For the first year of her transition, she could not wear a dress or hair braids.
“It was just too difficult for me to be a girl,” she added.
She said her peers at school, mostly girls, were very supportive of her.
“They were all like, ‘I love you,’ ” she said, adding that she has been accepted by her classmates.
“When I was transgender, I didn’t know any other gender.”
Emily is the first in a line of students who are transitioning from female to male at the school, which is one of many school districts across the country that are trying to expand their services to include transgender students.
Schools across the nation are taking note of the growing need for transgender students and are adding transgender-specific classes, which are designed to address the needs of transgender students, said Matt Hurd, who runs a school-wide service that provides resources for transgender children.
The number of transgender high school students in the United States has doubled in the past decade.
According to the American Association of University Women, about 6 percent of high school seniors identify as transgender.

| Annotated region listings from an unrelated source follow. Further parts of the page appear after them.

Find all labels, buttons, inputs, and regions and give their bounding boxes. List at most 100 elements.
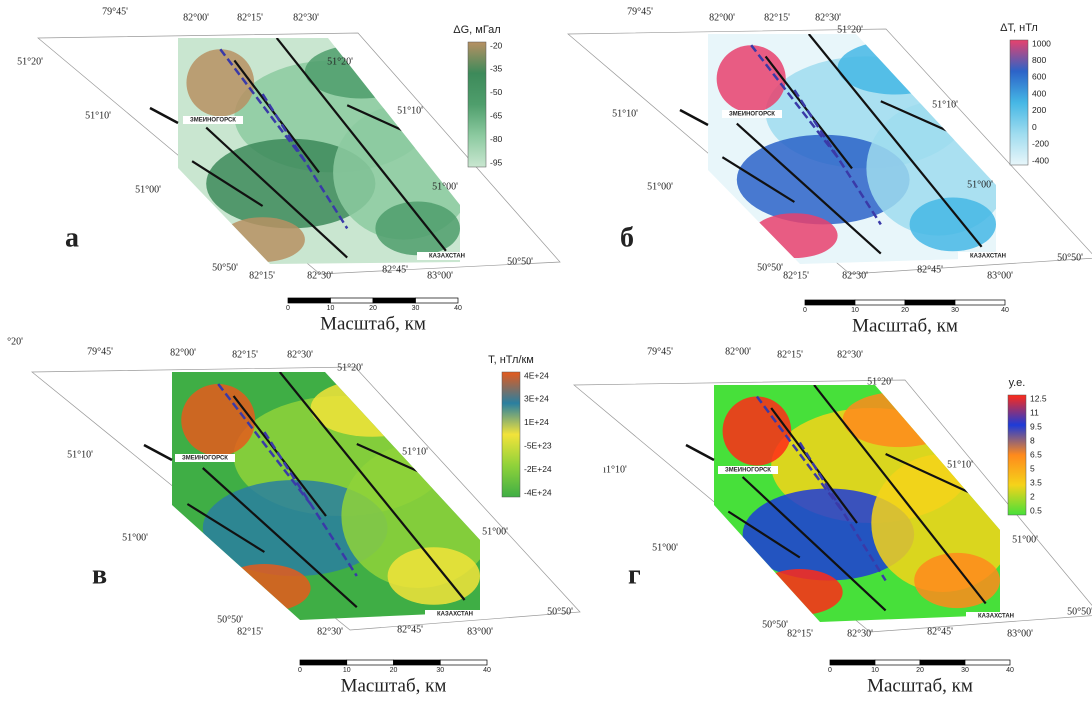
scale-tick: 40 <box>483 667 491 674</box>
scale-title: Масштаб, км <box>867 675 973 696</box>
coordinate-label: 82°00' <box>183 12 209 23</box>
scale-segment <box>394 660 441 665</box>
scale-segment <box>288 298 331 303</box>
coordinate-label: 50°50' <box>507 256 533 267</box>
scale-segment <box>805 300 855 305</box>
map-body <box>714 385 1014 625</box>
legend-tick: -2E+24 <box>524 464 552 474</box>
legend-tick: -95 <box>490 157 503 167</box>
map-zone <box>723 397 792 466</box>
legend-tick: 8 <box>1030 435 1035 445</box>
panel-letter: в <box>92 559 107 590</box>
legend-tick: -20 <box>490 40 503 50</box>
scale-tick: 0 <box>828 667 832 674</box>
scale-segment <box>331 298 374 303</box>
scale-segment <box>440 660 487 665</box>
legend-bar <box>468 42 486 167</box>
coordinate-label: 51°10' <box>67 449 93 460</box>
scale-tick: 20 <box>901 307 909 314</box>
legend-tick: 6.5 <box>1030 449 1042 459</box>
scale-tick: 20 <box>390 667 398 674</box>
figure: а79°45'82°00'82°15'82°30'51°20'51°20'51°… <box>0 0 1092 704</box>
scale-segment <box>373 298 416 303</box>
coordinate-label: 51°00' <box>652 542 678 553</box>
scale-tick: 10 <box>851 307 859 314</box>
legend-tick: -5E+23 <box>524 440 552 450</box>
coordinate-label: 79°45' <box>87 346 113 357</box>
map-zone <box>757 569 843 615</box>
coordinate-label: 79°45' <box>102 6 128 17</box>
coordinate-label: 82°30' <box>815 12 841 23</box>
coordinate-label: 82°30' <box>847 628 873 639</box>
legend-tick: -80 <box>490 134 503 144</box>
map-zone <box>914 553 1000 608</box>
coordinate-label: 51°10' <box>947 459 973 470</box>
coordinate-label: 51°10' <box>932 99 958 110</box>
coordinate-label: 50°50' <box>212 262 238 273</box>
coordinate-label: 82°15' <box>237 626 263 637</box>
coordinate-label: °20' <box>7 336 23 347</box>
scale-tick: 40 <box>454 305 462 312</box>
scale-tick: 20 <box>916 667 924 674</box>
scale-tick: 40 <box>1006 667 1014 674</box>
coordinate-label: 51°00' <box>432 181 458 192</box>
legend-tick: -200 <box>1032 139 1049 149</box>
place-name: КАЗАХСТАН <box>978 614 1014 620</box>
map-zone <box>751 213 837 258</box>
coordinate-label: 82°15' <box>232 349 258 360</box>
scale-segment <box>920 660 965 665</box>
place-name: КАЗАХСТАН <box>437 612 473 618</box>
coordinate-label: 79°45' <box>627 6 653 17</box>
place-name: КАЗАХСТАН <box>970 254 1006 260</box>
coordinate-label: 82°00' <box>170 347 196 358</box>
coordinate-label: 82°30' <box>842 270 868 281</box>
map-body <box>178 38 474 272</box>
legend-tick: 800 <box>1032 55 1046 65</box>
scale-segment <box>955 300 1005 305</box>
legend-title: Т, нТл/км <box>488 354 534 366</box>
coordinate-label: 82°15' <box>237 12 263 23</box>
coordinate-label: 82°15' <box>787 628 813 639</box>
legend-tick: 600 <box>1032 72 1046 82</box>
coordinate-label: 82°30' <box>837 349 863 360</box>
coordinate-label: 51°00' <box>122 532 148 543</box>
coordinate-label: 82°00' <box>725 346 751 357</box>
legend-tick: 200 <box>1032 105 1046 115</box>
legend-title: у.е. <box>1009 377 1026 389</box>
map-zone <box>375 202 460 256</box>
legend-bar <box>1008 395 1026 515</box>
place-name: КАЗАХСТАН <box>429 254 465 260</box>
coordinate-label: 82°45' <box>927 626 953 637</box>
legend-tick: 2 <box>1030 491 1035 501</box>
coordinate-label: 51°10' <box>612 108 638 119</box>
legend-tick: 1E+24 <box>524 417 549 427</box>
coordinate-label: 82°30' <box>307 270 333 281</box>
scale-segment <box>965 660 1010 665</box>
legend-tick: -50 <box>490 87 503 97</box>
panel-letter: г <box>628 559 641 590</box>
scale-title: Масштаб, км <box>852 315 958 336</box>
legend-tick: -400 <box>1032 155 1049 165</box>
coordinate-label: 51°00' <box>482 526 508 537</box>
legend-bar <box>1010 40 1028 165</box>
coordinate-label: 50°50' <box>1067 606 1092 617</box>
fault-line <box>144 445 172 460</box>
coordinate-label: 82°15' <box>249 270 275 281</box>
scale-tick: 40 <box>1001 307 1009 314</box>
map-zone <box>220 217 305 262</box>
legend-tick: 1000 <box>1032 38 1051 48</box>
map-body <box>172 372 495 622</box>
map-zone <box>717 45 786 112</box>
coordinate-label: 51°00' <box>135 184 161 195</box>
fault-line <box>680 110 708 125</box>
coordinate-label: 82°30' <box>287 349 313 360</box>
legend-tick: 3.5 <box>1030 477 1042 487</box>
legend-tick: -35 <box>490 64 503 74</box>
scale-segment <box>855 300 905 305</box>
scale-tick: 30 <box>436 667 444 674</box>
coordinate-label: 82°15' <box>777 349 803 360</box>
coordinate-label: 82°45' <box>382 264 408 275</box>
scale-tick: 10 <box>871 667 879 674</box>
scale-tick: 0 <box>286 305 290 312</box>
map-zone <box>388 547 480 605</box>
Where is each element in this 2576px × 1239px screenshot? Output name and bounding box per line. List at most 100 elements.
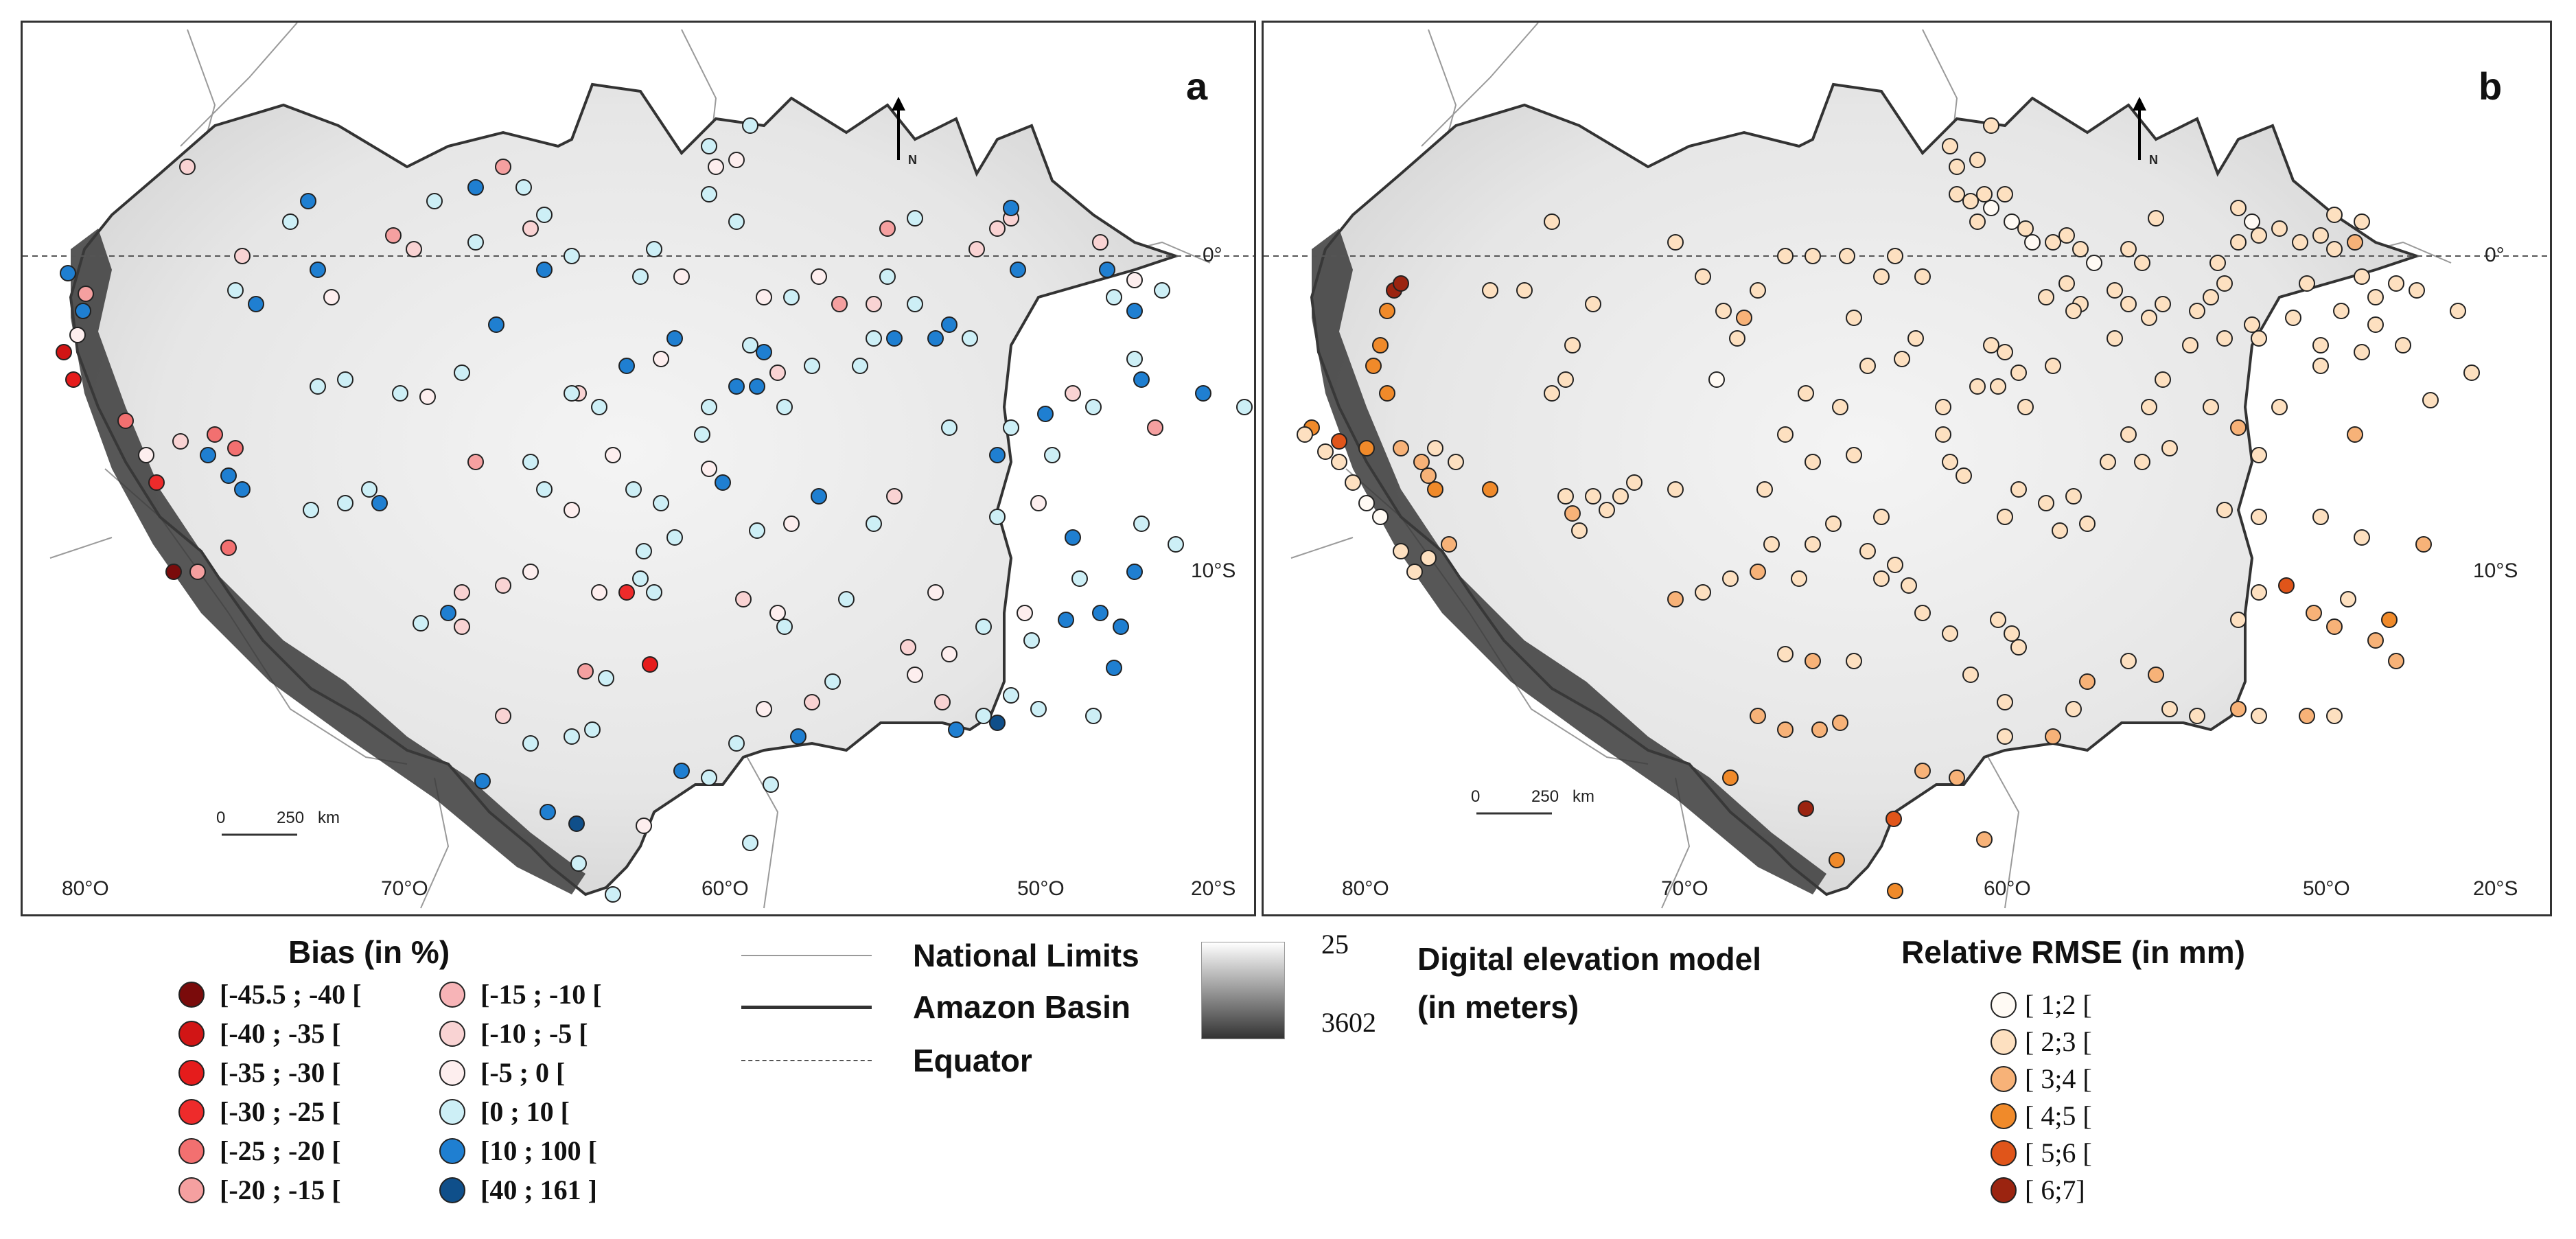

In some schools, such as Washington Public Schools, transgender students are offered the opportunity to be teachers.
For now, transgender teachers at Washington are limited to speaking to students.
But the school board will expand the options for transgender teachers in the coming years.
In June, the Washington Board of Education will consider the topic of allowing transgender teachers to be certified as counselors and other school counselors.
In the meantime, the district will not change the gender identity of transgender teachers.